The celebrations start on Monday, with an official opening at the Bonn Opera. Concerts, opera performances, festivals and exhibitions honoring the composer are going to take place nationwide through out the year.
'A big birthday bash'
Malte Boecker, director of the Beethoven Anniversary Society, told DW about the need to organize such celebrations and appreciate Beethoven's music. "Only a tiny part of Beethoven's total works are widely familiar," Boecker said. "We've initiated a number of projects that present him in unusual contexts beyond the concert hall."

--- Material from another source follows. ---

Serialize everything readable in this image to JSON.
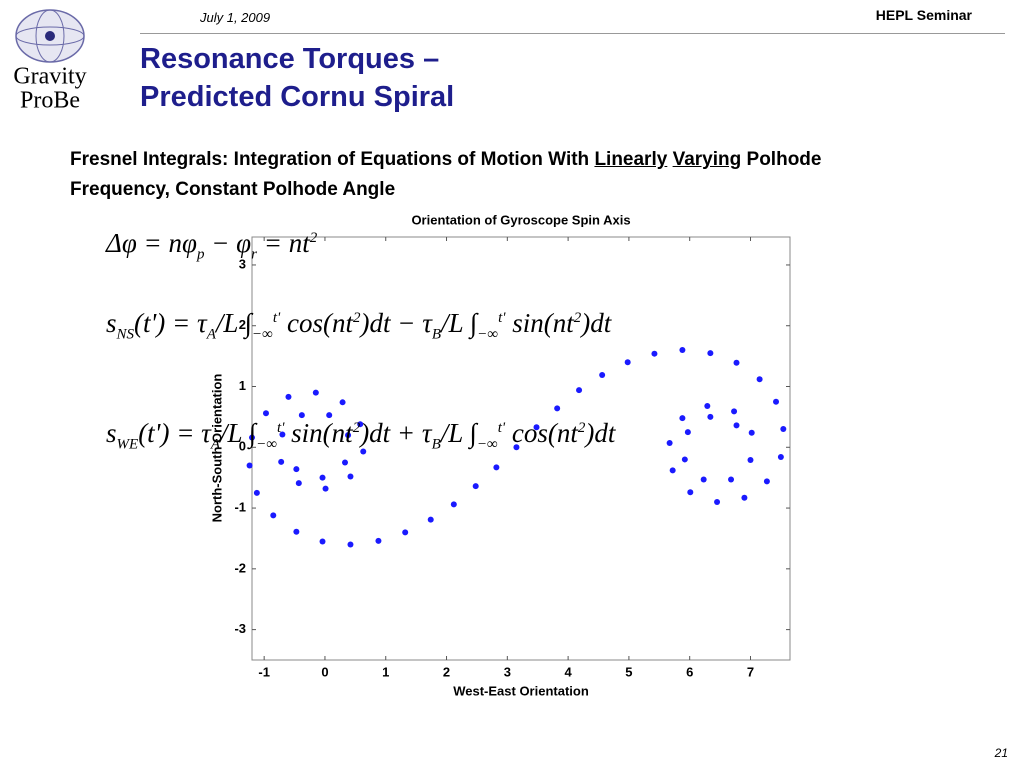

That includes a nationwide series of house concerts on the weekend preceding the Beethoven year. "We've invited people in Germany to open their houses to private Beethoven-related concerts and events to celebrate Beethoven in their living rooms or in their kitchens. Over 800 private hosts responded. It's a big birthday bash." This format, said Boecker, better fits the composer's intended setting: "His chamber music was not written for concert halls, but for performance at home."
After three years of extensive renovation, Beethoven's home in Bonn is reopening to the public as a museum
Beethoven House redone
At the start of the anniversary year and after three years of extensive renovation, Beethoven's home in Bonn is reopening to the public as a museum.
With about 100,000 visitors a year, it is called Germany's most often visited musician museum. And the number of visitors is bound to rise in the anniversary year. The in-house museum has been redone.
Instead of showing artifacts from the composer's life in a chronological manner, each room is now dedicated to a different theme, be it his daily routine, the most important persons in his life, or his work routine and struggle for artistic perfection.
Museum director Nicole Kämpken describes it as an "emotional approach." Would Ludwig van Beethoven have approved? "I certainly hope so," said Kämpken, "because here you can get to know him as a human being. After all, Beethoven longed to be understood. We try to achieve exactly that, from the standpoint of the people who come here from all over the world."